Installing packages directly from GitHub refs (github:owner/repo#commit or git+https://github.com/owner/repo) in CI workflows bypasses the package registry's integrity checks. The installed code is not subject to npm's provenance verification, signature validation, or audit scanning.
In the TanStack/Mistral supply chain attack (May 2025), malicious code was delivered through optionalDependencies pointing to GitHub commit refs:
{
"optionalDependencies": {
"@anthropic-ai/tokenizer": "github:nicolo-ribaudo/chokidar-fix#main"
}
}
This bypassed npm's integrity checks entirely. The GitHub repo contained a postinstall script that exfiltrated credentials. Because it was installed from a commit ref rather than the registry, npm audit could not flag it and provenance checks did not apply.

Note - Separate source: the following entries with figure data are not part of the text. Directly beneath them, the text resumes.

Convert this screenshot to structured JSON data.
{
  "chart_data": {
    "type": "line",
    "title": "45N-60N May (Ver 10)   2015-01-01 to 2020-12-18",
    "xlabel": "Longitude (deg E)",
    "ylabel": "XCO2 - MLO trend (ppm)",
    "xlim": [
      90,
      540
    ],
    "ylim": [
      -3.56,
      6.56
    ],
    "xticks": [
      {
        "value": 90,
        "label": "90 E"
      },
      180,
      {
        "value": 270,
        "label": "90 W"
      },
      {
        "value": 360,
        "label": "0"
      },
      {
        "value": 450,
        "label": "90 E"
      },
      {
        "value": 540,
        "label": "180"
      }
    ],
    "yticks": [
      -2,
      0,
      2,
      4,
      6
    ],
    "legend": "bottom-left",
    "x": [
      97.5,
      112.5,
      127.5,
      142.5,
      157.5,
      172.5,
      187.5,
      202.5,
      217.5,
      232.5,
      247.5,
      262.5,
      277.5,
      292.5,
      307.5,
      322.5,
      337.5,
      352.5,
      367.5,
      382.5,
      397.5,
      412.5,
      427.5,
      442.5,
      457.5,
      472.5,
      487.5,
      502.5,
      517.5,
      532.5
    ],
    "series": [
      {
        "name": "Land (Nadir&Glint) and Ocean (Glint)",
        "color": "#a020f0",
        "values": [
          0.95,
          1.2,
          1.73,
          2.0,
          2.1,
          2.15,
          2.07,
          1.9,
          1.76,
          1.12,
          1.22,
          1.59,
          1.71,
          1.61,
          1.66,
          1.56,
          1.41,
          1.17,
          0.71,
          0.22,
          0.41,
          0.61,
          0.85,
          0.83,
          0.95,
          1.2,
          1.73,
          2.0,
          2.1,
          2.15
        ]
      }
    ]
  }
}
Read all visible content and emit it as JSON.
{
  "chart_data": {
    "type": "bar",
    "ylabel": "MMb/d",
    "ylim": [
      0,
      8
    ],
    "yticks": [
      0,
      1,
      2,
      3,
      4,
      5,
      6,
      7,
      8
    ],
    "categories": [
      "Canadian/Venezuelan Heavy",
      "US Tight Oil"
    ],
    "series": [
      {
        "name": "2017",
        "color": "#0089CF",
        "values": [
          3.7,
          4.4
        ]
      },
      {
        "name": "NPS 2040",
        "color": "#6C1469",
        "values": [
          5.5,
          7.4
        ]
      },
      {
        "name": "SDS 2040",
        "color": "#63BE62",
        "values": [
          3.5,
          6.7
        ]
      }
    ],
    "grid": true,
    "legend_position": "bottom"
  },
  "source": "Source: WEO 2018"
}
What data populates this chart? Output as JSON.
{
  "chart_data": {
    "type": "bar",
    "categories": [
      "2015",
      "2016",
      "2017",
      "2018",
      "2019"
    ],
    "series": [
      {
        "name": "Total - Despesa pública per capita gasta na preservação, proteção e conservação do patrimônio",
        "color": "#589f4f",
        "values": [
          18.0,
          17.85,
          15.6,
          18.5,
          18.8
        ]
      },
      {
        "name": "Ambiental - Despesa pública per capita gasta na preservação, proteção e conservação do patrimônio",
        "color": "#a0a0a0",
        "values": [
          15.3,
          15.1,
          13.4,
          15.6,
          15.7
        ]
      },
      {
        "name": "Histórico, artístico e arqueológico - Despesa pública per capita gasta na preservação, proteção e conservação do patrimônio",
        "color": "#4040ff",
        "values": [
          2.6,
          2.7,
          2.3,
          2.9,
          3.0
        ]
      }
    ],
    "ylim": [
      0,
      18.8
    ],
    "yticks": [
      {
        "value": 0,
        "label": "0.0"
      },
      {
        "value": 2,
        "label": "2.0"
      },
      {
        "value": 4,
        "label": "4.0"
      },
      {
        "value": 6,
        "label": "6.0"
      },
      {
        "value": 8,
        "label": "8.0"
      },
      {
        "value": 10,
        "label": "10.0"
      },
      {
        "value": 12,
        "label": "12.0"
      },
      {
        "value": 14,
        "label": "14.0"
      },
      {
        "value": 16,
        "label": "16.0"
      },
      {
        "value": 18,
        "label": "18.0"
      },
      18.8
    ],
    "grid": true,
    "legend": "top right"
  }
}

The same pattern in a workflow run: block:
- run: npm install github:malicious-owner/legit-looking-name#abc123f
Always install from the package registry:
# Before (vulnerable)
- run: npm install github:owner/repo#commit
# After (safe)
- run: npm install @scope/package@1.2.3
If you must use GitHub sources, pin to a full SHA and verify the repository:
- run: npm install github:owner/repo#abc123def456789... # full 40-char SHA
Package registries provide integrity guarantees: checksums, provenance attestations, vulnerability scanning, and immutable versions. GitHub refs provide none of these. A ref can be force-pushed, a branch can be rebased, and a repository can be transferred to a new owner, all silently changing what gets installed.